The use of automated technologies such as robots and drones are gaining interest in the power sector, with their ability to be deployed in remote or harsh environments for inspection and fault finding. But now a group of researchers at Michigan Technological University are taking the concept a step further, with the development of a robot system that could deploy a microgrid for power restoration in cases of disaster.
So far the team led by Nina Mahmoudian of MTU’s Mechanical Engineering-Engineering Mechanics Department, has developed a proof-of-concept tabletop model of the system. The ultimate goal of the work, integrating vehicle robotics, intelligent power electronics and electric power assets, is to develop a distributed autonomous mobile microgrid that is capable of regulating power, meeting load demands and adapting to changing situations and power demands.
Focus on cell towers
The focus for Mahmoudian and her team with the technology – named an “autonomous power distribution system” – is on cell towers as critical infrastructure. These are often located in hard-to-reach places.

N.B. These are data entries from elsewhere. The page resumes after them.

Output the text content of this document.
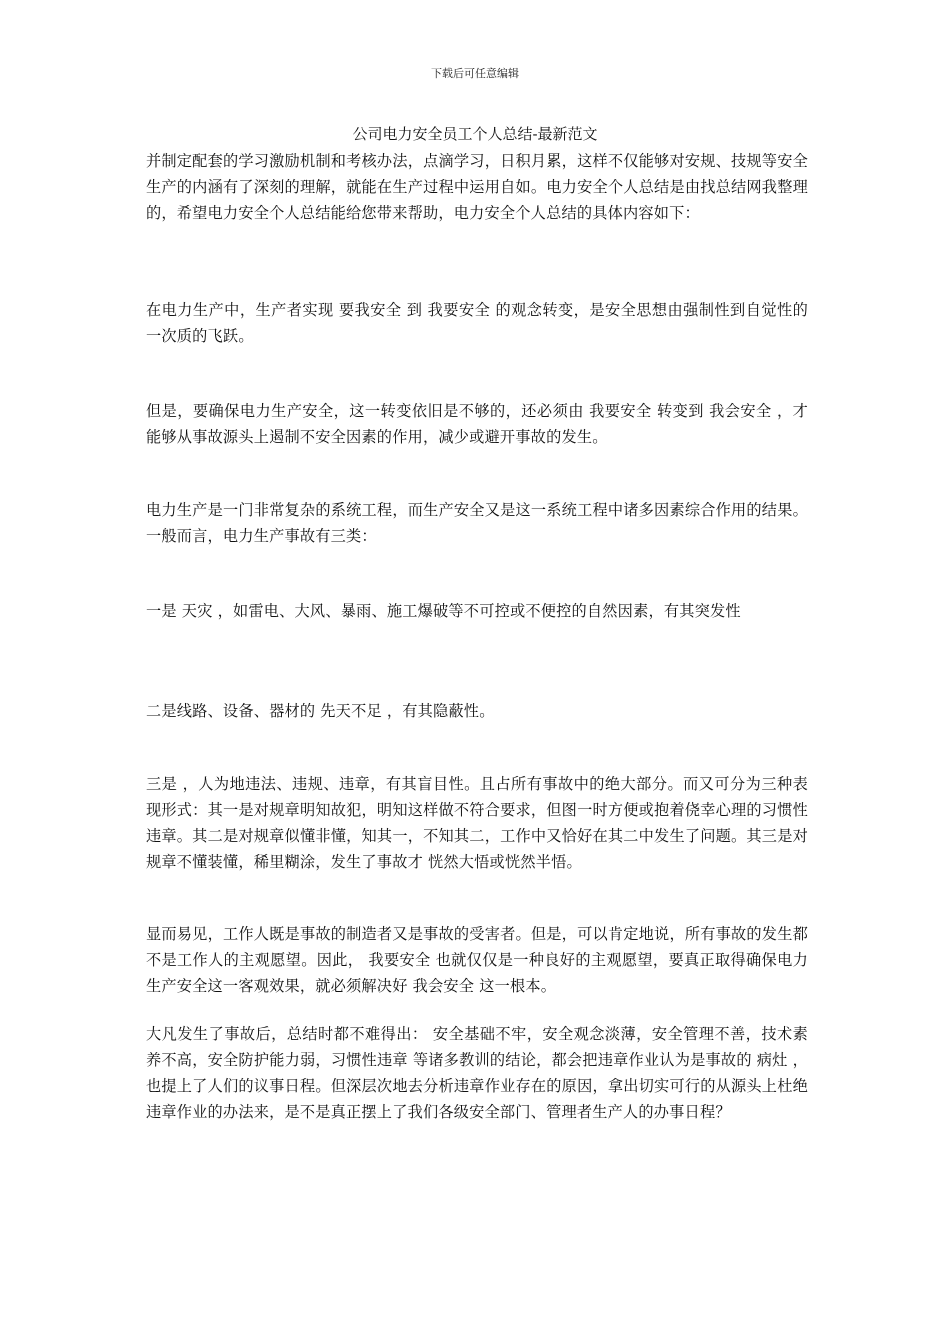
下载后可任意编辑
公司电力安全员工个人总结-最新范文

并制定配套的学习激励机制和考核办法，点滴学习，日积月累，这样不仅能够对安规、技规等安全生产的内涵有了深刻的理解，就能在生产过程中运用自如。电力安全个人总结是由找总结网我整理的，希望电力安全个人总结能给您带来帮助，电力安全个人总结的具体内容如下：

在电力生产中，生产者实现 要我安全 到 我要安全 的观念转变，是安全思想由强制性到自觉性的一次质的飞跃。

但是，要确保电力生产安全，这一转变依旧是不够的，还必须由 我要安全 转变到 我会安全 ，才能够从事故源头上遏制不安全因素的作用，减少或避开事故的发生。

电力生产是一门非常复杂的系统工程，而生产安全又是这一系统工程中诸多因素综合作用的结果。一般而言，电力生产事故有三类：

一是 天灾 ，如雷电、大风、暴雨、施工爆破等不可控或不便控的自然因素，有其突发性

二是线路、设备、器材的 先天不足 ，有其隐蔽性。

三是 ，人为地违法、违规、违章，有其盲目性。且占所有事故中的绝大部分。而又可分为三种表现形式：其一是对规章明知故犯，明知这样做不符合要求，但图一时方便或抱着侥幸心理的习惯性违章。其二是对规章似懂非懂，知其一，不知其二，工作中又恰好在其二中发生了问题。其三是对规章不懂装懂，稀里糊涂，发生了事故才 恍然大悟或恍然半悟。

显而易见，工作人既是事故的制造者又是事故的受害者。但是，可以肯定地说，所有事故的发生都不是工作人的主观愿望。因此， 我要安全 也就仅仅是一种良好的主观愿望，要真正取得确保电力生产安全这一客观效果，就必须解决好 我会安全 这一根本。

大凡发生了事故后，总结时都不难得出： 安全基础不牢，安全观念淡薄，安全管理不善，技术素养不高，安全防护能力弱，习惯性违章 等诸多教训的结论，都会把违章作业认为是事故的 病灶 ，也提上了人们的议事日程。但深层次地去分析违章作业存在的原因，拿出切实可行的从源头上杜绝违章作业的办法来，是不是真正摆上了我们各级安全部门、管理者生产人的办事日程？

“If we can regain power in communication towers, then we can find the people we need to rescue,” explains Mahmoudian. “If we could deploy robots there, that would be the first step toward recovery.”
The team has programmed robots to restore power in small electrical networks, linking up power cords and batteries to light a little lamp or set a flag to waving with a small electrical motor. The robots operate independently, choosing the shortest path and avoiding obstacles with a camera and infra-red sensing system – just as if they were hooking up an emergency power source to a cell tower.
“Our robots can carry batteries, or possibly a photovoltaic system or a generator,” Mahmoudian says.
Working model under development
The next project is the development of a full-size, working model of the robot network. The robot is a tank-like vehicle donated by Michigan Tech’s Keweenaw Research Center, which will enable development of path-planning algorithms that will work in the real world.
The team is also working with Wayne Weaver, the Dave House Associate Professor of Electrical Engineering, to incorporate a power converter, since different systems and countries have different electrical requirements.
In addition to disaster recovery, the team believes the technology could have military uses, such as setting up power systems for special forces on missions before their arrival on-site.
The robots could also recharge one another, an application that would be as attractive for both terrestrial and ocean missions, such as searching for Malaysia Airlines Flight 370. Mahmoudian envisions a fleet of fuel mules that could dive underwater and charge up the searching robot, enabling it to spend more time in the search, while the mules return to the mother ship.